Gorillaz feat. Daley – Doncamatic (All Played Out)

Generally un-notable electronica.

Tom: Ah, Gorillaz. Damon Albarn’s cartoon project is still going, and still producing generally un-notable electronica. Whatever the singles from ‘Plastic Beach’ were, I can’t remember them; and the only reason ‘Dare’ actually lodged itself in my head was because of Shaun Ryder’s vocals. So I shouldn’t have been disappointed by this, but nevertheless I was.

Tim: How on Earth has it managed to go on for longer than Blur did? Unjust universe, I tell you.

Tom: I hoped for another ’19-2000′ (and the Soulchild remix of it, at that). I set my sights too high. The instrumental bridge, with its two-instrument synth and percussion line, actually made me cringe as my ears tried to work out what was going on.

Tim: Yes. The first time I heard it, the first ‘Doncamatic’ made me think ‘Ooh, it’s Barbra Streisand’ all over again, albeit a not-as-good alternative.

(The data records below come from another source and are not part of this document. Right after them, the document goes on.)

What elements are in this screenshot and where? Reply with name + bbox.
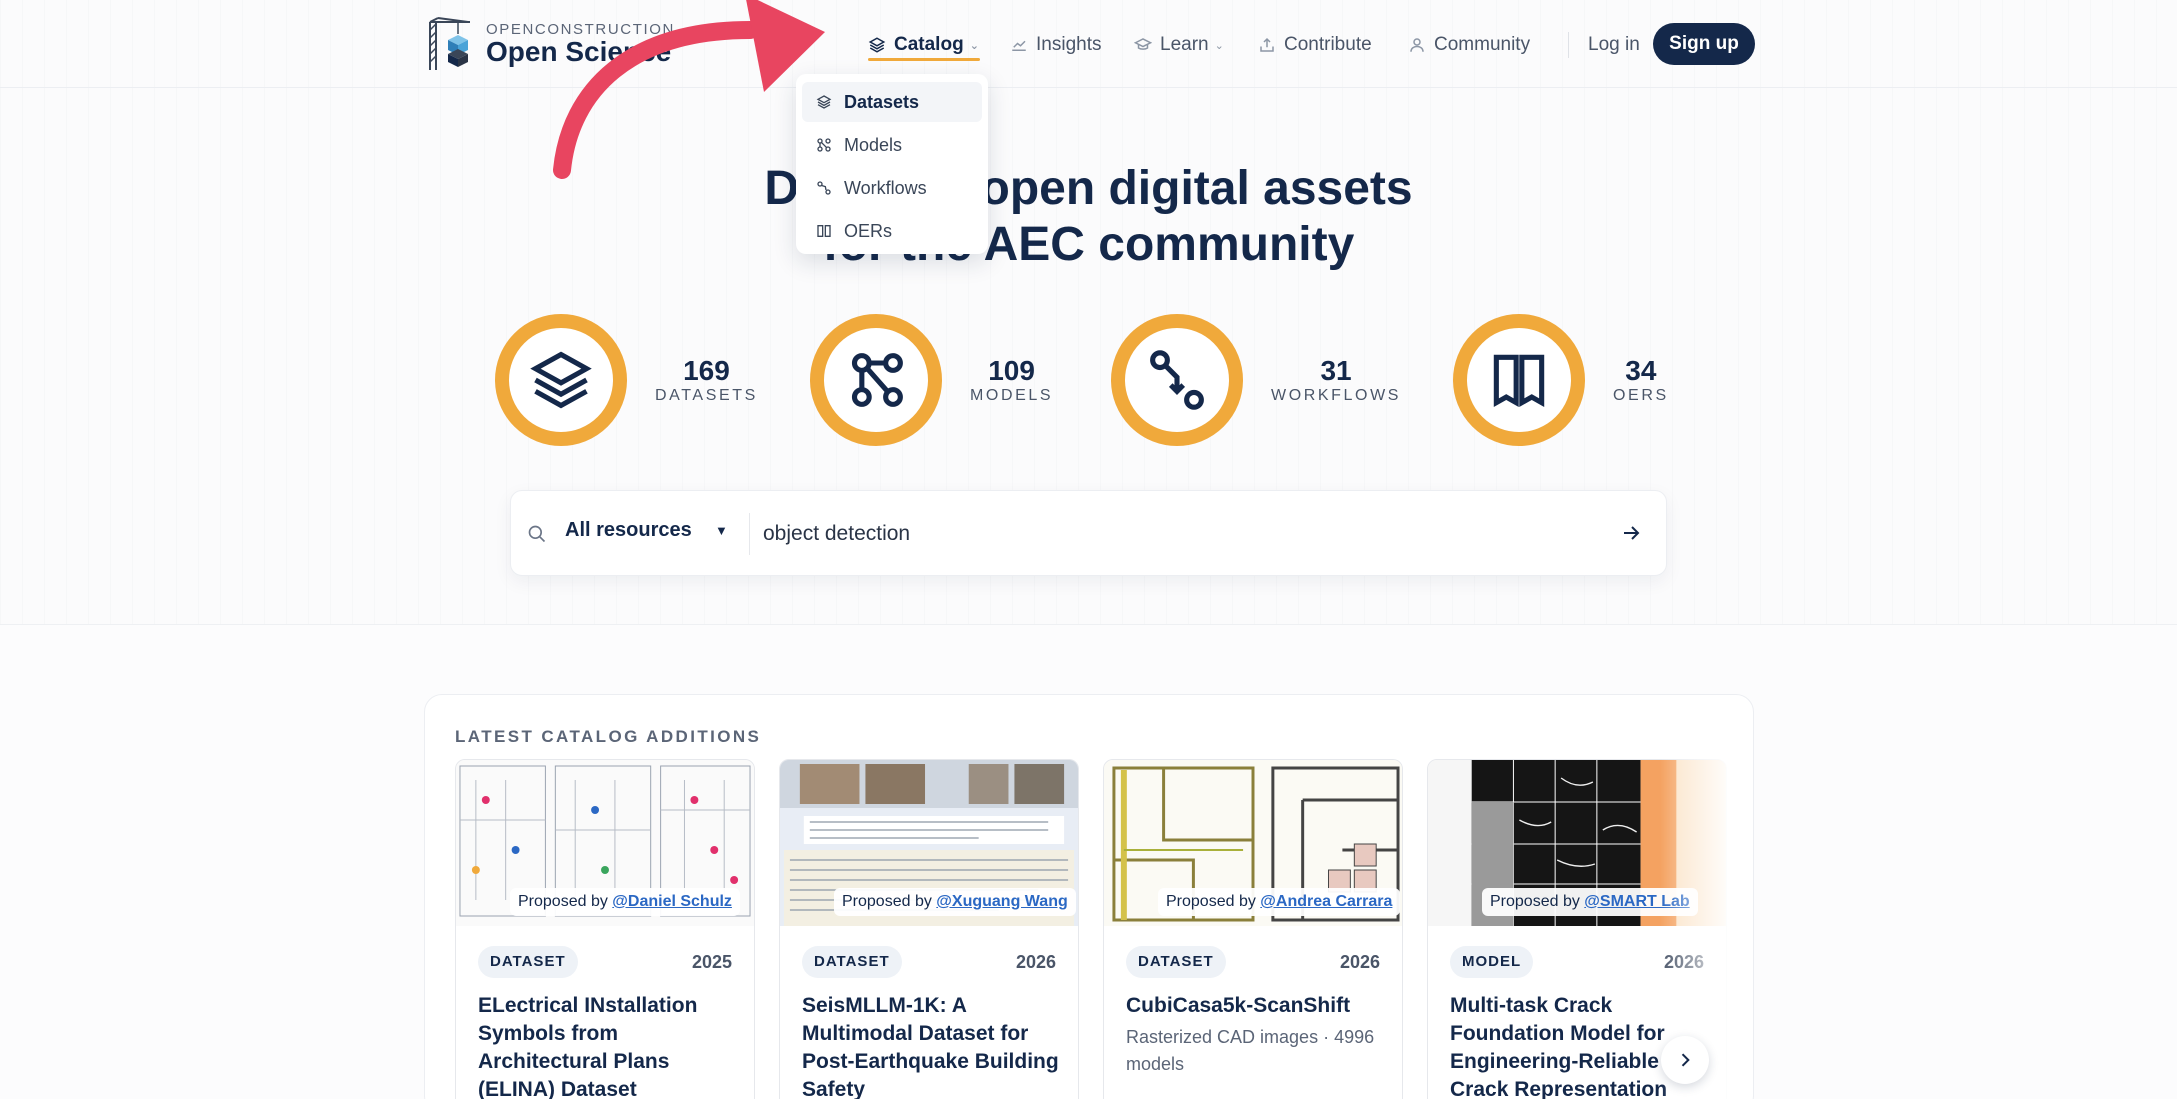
stat-label: OERS bbox=[1613, 387, 1669, 404]
card-year: 2026 bbox=[1339, 952, 1380, 972]
proposed-by-label: Proposed by @Xuguang Wang bbox=[834, 888, 1076, 916]
proposed-by-label: Proposed by @Daniel Schulz bbox=[510, 888, 740, 916]
latest-additions-section: LATEST CATALOG ADDITIONS Proposed by @Da… bbox=[424, 694, 1754, 1099]
nav-learn-label: Learn bbox=[1160, 34, 1209, 55]
catalog-card[interactable]: Proposed by @Andrea Carrara DATASET 2026… bbox=[1103, 759, 1403, 1099]
stat-label: WORKFLOWS bbox=[1271, 387, 1402, 404]
dropdown-item-label: Models bbox=[844, 134, 903, 155]
nav-catalog-label: Catalog bbox=[894, 34, 964, 55]
stat-label: DATASETS bbox=[655, 387, 758, 404]
card-year: 2026 bbox=[1015, 952, 1056, 972]
annotation-arrow bbox=[553, 0, 825, 179]
stat-ring bbox=[810, 314, 942, 446]
stat-workflows[interactable]: 31 WORKFLOWS bbox=[1111, 314, 1401, 446]
signup-button[interactable]: Sign up bbox=[1653, 23, 1755, 65]
search-bar: All resources ▼ bbox=[510, 490, 1667, 576]
stat-oers[interactable]: 34 OERS bbox=[1453, 314, 1669, 446]
main-nav: Catalog ⌄ Insights Learn ⌄ Contribute Co… bbox=[0, 30, 2177, 60]
nav-active-indicator bbox=[868, 58, 980, 61]
proposed-prefix: Proposed by bbox=[518, 893, 608, 910]
stat-value: 109 bbox=[988, 355, 1035, 386]
section-title: LATEST CATALOG ADDITIONS bbox=[455, 727, 762, 746]
nav-divider bbox=[1568, 32, 1569, 58]
type-badge: DATASET bbox=[478, 946, 578, 978]
proposed-prefix: Proposed by bbox=[1166, 893, 1256, 910]
layers-icon bbox=[868, 37, 886, 53]
search-input[interactable] bbox=[763, 513, 1583, 555]
stat-datasets[interactable]: 169 DATASETS bbox=[495, 314, 758, 446]
chevron-down-icon: ⌄ bbox=[1214, 39, 1224, 52]
resource-scope-select[interactable]: All resources bbox=[565, 519, 692, 542]
proposed-prefix: Proposed by bbox=[842, 893, 932, 910]
card-title[interactable]: ELectrical INstallation Symbols from Arc… bbox=[478, 992, 740, 1099]
graduation-cap-icon bbox=[1134, 38, 1152, 50]
catalog-card[interactable]: Proposed by @Daniel Schulz DATASET 2025 … bbox=[455, 759, 755, 1099]
nav-community-label: Community bbox=[1434, 34, 1531, 55]
carousel-next-button[interactable] bbox=[1661, 1036, 1709, 1084]
site-header: OPENCONSTRUCTION Open Science Catalog ⌄ … bbox=[0, 0, 2177, 88]
proposed-by-label: Proposed by @Andrea Carrara bbox=[1158, 888, 1401, 916]
dropdown-item-label: Datasets bbox=[844, 91, 920, 112]
hero-title-line-2: for the AEC community bbox=[822, 218, 1355, 271]
nav-catalog[interactable]: Catalog ⌄ bbox=[868, 30, 979, 60]
nav-learn[interactable]: Learn ⌄ bbox=[1134, 30, 1224, 60]
stat-value: 31 bbox=[1320, 355, 1352, 386]
stat-value: 169 bbox=[683, 355, 730, 386]
stat-ring bbox=[1453, 314, 1585, 446]
arrow-right-icon[interactable] bbox=[1619, 521, 1643, 545]
login-link[interactable]: Log in bbox=[1588, 30, 1640, 60]
dropdown-item-label: OERs bbox=[844, 220, 893, 241]
workflow-icon bbox=[1150, 350, 1204, 410]
catalog-card[interactable]: Proposed by @Xuguang Wang DATASET 2026 S… bbox=[779, 759, 1079, 1099]
stat-ring bbox=[1111, 314, 1243, 446]
author-link[interactable]: @Andrea Carrara bbox=[1260, 893, 1392, 910]
upload-icon bbox=[1260, 37, 1274, 52]
dropdown-item-label: Workflows bbox=[844, 177, 927, 198]
nav-community[interactable]: Community bbox=[1408, 30, 1530, 60]
hero-title-line-1: Discover open digital assets bbox=[764, 162, 1413, 215]
nav-insights-label: Insights bbox=[1036, 34, 1102, 55]
nav-contribute[interactable]: Contribute bbox=[1258, 30, 1372, 60]
nav-insights[interactable]: Insights bbox=[1010, 30, 1101, 60]
type-badge: DATASET bbox=[802, 946, 902, 978]
nav-contribute-label: Contribute bbox=[1284, 34, 1372, 55]
caret-down-icon[interactable]: ▼ bbox=[715, 523, 728, 538]
type-badge: DATASET bbox=[1126, 946, 1226, 978]
stat-label: MODELS bbox=[970, 387, 1054, 404]
proposed-prefix: Proposed by bbox=[1490, 893, 1580, 910]
card-year: 2025 bbox=[691, 952, 732, 972]
graph-nodes-icon bbox=[851, 353, 903, 407]
card-title[interactable]: SeisMLLM-1K: A Multimodal Dataset for Po… bbox=[802, 992, 1064, 1099]
book-open-icon bbox=[817, 225, 831, 237]
chart-icon bbox=[1012, 40, 1026, 51]
dropdown-item-oers[interactable]: OERs bbox=[802, 211, 982, 251]
user-icon bbox=[1410, 38, 1424, 52]
stat-models[interactable]: 109 MODELS bbox=[810, 314, 1053, 446]
stat-ring bbox=[495, 314, 627, 446]
author-link[interactable]: @Xuguang Wang bbox=[936, 893, 1067, 910]
card-title[interactable]: CubiCasa5k-ScanShift bbox=[1126, 992, 1388, 1020]
chevron-down-icon: ⌄ bbox=[969, 39, 979, 52]
type-badge: MODEL bbox=[1450, 946, 1534, 978]
book-open-icon bbox=[1493, 354, 1545, 408]
stat-value: 34 bbox=[1625, 355, 1657, 386]
chevron-right-icon bbox=[1681, 1053, 1690, 1067]
layers-icon bbox=[530, 351, 592, 409]
card-description: Rasterized CAD images · 4996 models bbox=[1126, 1027, 1375, 1074]
author-link[interactable]: @Daniel Schulz bbox=[612, 893, 732, 910]
search-icon bbox=[528, 525, 546, 543]
search-divider bbox=[749, 513, 750, 555]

On the other hand, the chorus is quite nice, and a song made from the last minute or so might work quite well. It’s just a shame that the rest of it’s a bit pointless.

Tom: I’m going to go and listen to ‘Feel Good Inc’ again to try and get this out of my head. Wait… no need. It’s gone.

Erik Hassle – Standing Where You Left Me

There are many things right with this song.

Standing Where You Left Me by erikhassle

Tim: There are many things right with this song – the intensity of it going perfectly with the emotion, the high-pitched electric violiny type thing just before the bridge, the instrumental pauses beneath the first line of the chorus and the ‘oh my God’, to name just a few.

Tom: The drum fills in the middle of the verse, too – and the synth backing line.

Tim: However, I do have one complaint, and that is his treatment of the word ‘me’ at the end of the first line of each chorus. Don’t get me wrong, I still think it’s very good, but I think he missed a trick there: if he’d lowered it a couple of notes, he’d have then be able to jump up an octave for after the bridge (à la Backstreet Boys), which would have been brilliant.

Tom: Hold on. So you think that…

Tim: He should go down on ‘me’? Yes. Yes I do.

Tom: Get out.

Tim: Now, you may be wondering, ‘Did Tim really come up with a point and go on about it for a whole paragraph, complete with YouTube references, solely to make a fairly lame joke? Well, yes. Problem?

Actually, I do think it’s a slightly valid point, but that aside, however, I think the song’s great. Although don’t go on YouTube looking for a live version – you’ll spend the whole time trying to work out why he’s got a large hamster living on his head.